— Saremo ricchi, perchè avremo pochi bisogni; io so come si conduca una casa; chiederemo al cielo il necessario soltanto, e faremo che il necessario nostro sia il meno possibile; ci rimarrà sempre abbondanza d'amore, e sarà il nostro lusso. Alla città vi è tanta gente che vive di rendita, noi vivremo di risparmio.

Come tenersi da faro un bacio su quella bocca tanto savia, e tanto leggiadra!

Mamma Teresa, che giungeva allora, s'era, per buona sorte, voltata proprio in quella da un'altra parte, e maestro Ciro, il quale non aveva perduta una sillaba, si allontanava, contando con gli occhi le quattromila e seicento lire custodite negli scrigni della Cassa di risparmio di Milano per conto di Donnina, della poveretta piena di giudizio... e di scudi!

Fuggì ratta quella domenica!

XXXVIII. IN CUI SI VEDE COME MARIO NON RITORNASSE A MILANO SOLO.

Ed ora Mario se ne ritorna verso Milano a piedi non avendo alcuna fretta di arrivare, ed invece di pigliare la via maestra, infila, senza avvedersene, una scorciatoia, non già per far più presto, ma perchè da quella parte può, volgendosi, veder più lungamente la casicciola che biancheggia in mezzo al verde dei gelsi abbrunati dal crepuscolo.

Cammina a passo lento, ma il suo cuore va di trotto serrato e la fantasia più che di galoppo.

Passa per lo stretto sentieruolo costeggiato da prunai che gli afferrano le vesti per trattenerlo; quella muta campagna non ha una voce; ne avesse mille, non giungerebbero fino a lui, chè la sua fantasia lo precede o ritorna indietro, ed ora è a Milano, ora non ha lasciato il povero tetto del maestro di scuola; pensa all'avvenire a cui muove incontro, pensa a Donnina!

Il sentiero si restringe tanto che appena vi può passare una persona; ed ecco, senza avvedersene e d'un subito, Mario si trova alle spalle d'un uomo che lo precede camminando assai più lento di lui.
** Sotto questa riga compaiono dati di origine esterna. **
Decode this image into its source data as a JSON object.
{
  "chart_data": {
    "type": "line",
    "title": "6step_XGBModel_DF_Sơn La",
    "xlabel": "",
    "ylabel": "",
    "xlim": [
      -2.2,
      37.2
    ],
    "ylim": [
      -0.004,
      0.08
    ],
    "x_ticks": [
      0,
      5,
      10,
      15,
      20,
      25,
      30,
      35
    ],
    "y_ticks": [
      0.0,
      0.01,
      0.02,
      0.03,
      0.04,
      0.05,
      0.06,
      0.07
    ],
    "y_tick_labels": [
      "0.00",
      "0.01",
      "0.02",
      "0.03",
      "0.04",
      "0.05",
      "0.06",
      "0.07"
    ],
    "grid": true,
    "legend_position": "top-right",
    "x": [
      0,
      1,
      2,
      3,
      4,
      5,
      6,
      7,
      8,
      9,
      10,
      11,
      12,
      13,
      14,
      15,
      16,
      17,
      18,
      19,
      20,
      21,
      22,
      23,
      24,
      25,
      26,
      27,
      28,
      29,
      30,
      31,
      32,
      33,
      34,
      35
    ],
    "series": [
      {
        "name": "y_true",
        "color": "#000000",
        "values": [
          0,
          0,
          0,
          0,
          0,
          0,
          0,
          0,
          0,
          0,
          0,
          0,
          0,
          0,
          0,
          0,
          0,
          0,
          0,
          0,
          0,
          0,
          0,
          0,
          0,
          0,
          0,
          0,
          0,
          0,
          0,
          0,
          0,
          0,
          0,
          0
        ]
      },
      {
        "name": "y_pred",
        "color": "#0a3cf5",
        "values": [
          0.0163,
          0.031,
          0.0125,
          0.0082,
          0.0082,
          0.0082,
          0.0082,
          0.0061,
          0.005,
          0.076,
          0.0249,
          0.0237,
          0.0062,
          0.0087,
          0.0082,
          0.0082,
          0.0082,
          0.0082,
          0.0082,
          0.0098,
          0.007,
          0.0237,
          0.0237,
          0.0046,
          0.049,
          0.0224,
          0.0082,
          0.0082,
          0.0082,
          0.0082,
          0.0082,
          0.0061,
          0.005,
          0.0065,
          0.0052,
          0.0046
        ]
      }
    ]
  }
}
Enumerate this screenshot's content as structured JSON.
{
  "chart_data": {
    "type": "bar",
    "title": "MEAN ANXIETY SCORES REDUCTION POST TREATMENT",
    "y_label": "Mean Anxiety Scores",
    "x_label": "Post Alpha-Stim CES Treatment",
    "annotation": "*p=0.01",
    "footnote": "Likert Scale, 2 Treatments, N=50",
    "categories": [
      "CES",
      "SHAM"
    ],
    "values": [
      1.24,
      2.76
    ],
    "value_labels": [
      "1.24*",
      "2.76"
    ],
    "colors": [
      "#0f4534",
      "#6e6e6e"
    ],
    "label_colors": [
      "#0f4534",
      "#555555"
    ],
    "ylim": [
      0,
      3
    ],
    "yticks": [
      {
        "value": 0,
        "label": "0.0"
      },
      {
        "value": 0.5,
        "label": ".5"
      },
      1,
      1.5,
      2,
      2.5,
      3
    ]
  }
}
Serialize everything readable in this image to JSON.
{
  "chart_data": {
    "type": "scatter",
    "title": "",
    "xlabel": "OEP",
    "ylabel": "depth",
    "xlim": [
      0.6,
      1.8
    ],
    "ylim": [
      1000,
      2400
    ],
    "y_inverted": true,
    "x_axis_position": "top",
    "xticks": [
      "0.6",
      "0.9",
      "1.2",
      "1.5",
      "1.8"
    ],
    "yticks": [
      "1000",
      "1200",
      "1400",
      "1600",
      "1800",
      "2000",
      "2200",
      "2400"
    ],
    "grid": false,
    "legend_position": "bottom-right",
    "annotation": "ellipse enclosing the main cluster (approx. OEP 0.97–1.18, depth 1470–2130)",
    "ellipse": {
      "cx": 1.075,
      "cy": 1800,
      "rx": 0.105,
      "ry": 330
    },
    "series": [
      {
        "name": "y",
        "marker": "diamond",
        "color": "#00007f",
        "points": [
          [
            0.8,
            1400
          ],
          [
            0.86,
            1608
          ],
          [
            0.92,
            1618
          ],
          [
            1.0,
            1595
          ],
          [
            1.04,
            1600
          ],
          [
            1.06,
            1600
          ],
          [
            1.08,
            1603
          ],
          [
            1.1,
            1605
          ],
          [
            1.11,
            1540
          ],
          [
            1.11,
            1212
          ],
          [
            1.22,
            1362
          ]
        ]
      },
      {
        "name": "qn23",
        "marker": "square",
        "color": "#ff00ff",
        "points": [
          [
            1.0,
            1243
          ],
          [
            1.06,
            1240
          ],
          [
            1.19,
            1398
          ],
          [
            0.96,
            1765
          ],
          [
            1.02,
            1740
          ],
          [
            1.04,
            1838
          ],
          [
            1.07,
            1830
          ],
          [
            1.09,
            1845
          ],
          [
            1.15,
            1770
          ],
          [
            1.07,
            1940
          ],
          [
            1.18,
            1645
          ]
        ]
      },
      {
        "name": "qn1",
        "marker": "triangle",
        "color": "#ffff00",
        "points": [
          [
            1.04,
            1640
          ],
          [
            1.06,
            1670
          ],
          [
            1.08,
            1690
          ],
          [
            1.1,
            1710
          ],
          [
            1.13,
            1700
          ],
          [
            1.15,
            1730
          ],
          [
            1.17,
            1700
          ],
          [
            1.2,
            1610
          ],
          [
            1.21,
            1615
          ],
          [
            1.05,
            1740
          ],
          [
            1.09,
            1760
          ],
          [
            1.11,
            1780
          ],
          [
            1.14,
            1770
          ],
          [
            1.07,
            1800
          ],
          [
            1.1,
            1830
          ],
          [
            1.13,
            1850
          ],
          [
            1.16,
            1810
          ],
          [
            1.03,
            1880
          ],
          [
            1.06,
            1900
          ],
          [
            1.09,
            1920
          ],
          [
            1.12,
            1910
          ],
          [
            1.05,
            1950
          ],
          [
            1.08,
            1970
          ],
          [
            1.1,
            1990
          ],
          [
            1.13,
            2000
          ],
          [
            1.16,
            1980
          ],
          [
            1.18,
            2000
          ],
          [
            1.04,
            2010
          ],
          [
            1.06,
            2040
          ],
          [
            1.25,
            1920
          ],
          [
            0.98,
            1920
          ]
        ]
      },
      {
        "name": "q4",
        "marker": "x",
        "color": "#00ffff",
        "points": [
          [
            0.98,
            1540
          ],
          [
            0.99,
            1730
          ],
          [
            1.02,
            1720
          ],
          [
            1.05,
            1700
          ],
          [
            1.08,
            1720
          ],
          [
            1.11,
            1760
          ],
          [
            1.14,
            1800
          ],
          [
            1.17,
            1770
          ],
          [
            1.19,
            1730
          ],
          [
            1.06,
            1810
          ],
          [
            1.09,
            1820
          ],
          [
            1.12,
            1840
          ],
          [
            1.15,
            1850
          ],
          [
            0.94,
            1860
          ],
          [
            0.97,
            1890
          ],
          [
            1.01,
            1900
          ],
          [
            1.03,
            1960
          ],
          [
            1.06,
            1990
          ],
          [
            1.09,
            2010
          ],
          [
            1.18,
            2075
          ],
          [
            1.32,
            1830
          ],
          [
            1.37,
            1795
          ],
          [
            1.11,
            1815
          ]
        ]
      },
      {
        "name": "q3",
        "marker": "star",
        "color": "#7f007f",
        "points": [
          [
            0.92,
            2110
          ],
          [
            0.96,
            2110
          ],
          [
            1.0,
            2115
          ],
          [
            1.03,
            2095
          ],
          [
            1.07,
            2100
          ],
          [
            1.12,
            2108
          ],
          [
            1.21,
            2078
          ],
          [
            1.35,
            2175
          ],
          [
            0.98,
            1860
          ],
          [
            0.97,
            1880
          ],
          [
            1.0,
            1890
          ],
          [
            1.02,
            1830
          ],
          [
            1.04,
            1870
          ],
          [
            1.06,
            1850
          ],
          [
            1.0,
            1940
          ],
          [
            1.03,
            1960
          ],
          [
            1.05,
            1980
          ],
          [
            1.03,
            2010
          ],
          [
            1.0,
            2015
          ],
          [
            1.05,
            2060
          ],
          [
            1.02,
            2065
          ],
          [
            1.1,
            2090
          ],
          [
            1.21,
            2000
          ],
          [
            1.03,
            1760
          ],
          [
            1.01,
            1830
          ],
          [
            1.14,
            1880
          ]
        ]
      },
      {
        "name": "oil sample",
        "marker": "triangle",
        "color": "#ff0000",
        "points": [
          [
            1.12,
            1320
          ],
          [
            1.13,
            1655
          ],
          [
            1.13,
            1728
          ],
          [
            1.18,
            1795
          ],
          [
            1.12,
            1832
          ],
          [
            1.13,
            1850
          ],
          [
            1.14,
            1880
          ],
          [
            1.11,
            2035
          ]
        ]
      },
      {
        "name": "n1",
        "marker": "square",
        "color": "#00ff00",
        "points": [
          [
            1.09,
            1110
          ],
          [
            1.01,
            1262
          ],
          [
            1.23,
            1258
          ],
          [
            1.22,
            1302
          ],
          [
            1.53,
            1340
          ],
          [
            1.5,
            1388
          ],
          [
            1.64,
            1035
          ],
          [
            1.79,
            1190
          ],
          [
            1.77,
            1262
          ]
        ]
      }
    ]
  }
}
Il giovine, tolto bruscamente alle proprie fantasie, è costretto ad arrestarsi, aspettando che l'altro gli ceda il passo, ma colui nè si piega da un lato, nè affretta, e Mario finisce col toccargli lievemente la spalla. Lo sconosciuto si volge, e si pianta ritto in faccia al giovine. L'atto può sembrare arrogante, ma nel volto di quell'uomo è dipinta una sciagura che toglie le parole aspre di bocca a Mario. E lo sconosciuto, con un singolare accento misto di fierezza, di umiltà e di mistero, prende a dire:

— Voi venite da A... non è vero? La conoscete voi, la mia figliuola? Un amorino, la più cara bambina di A... la conoscete?... Si chiama Camilla!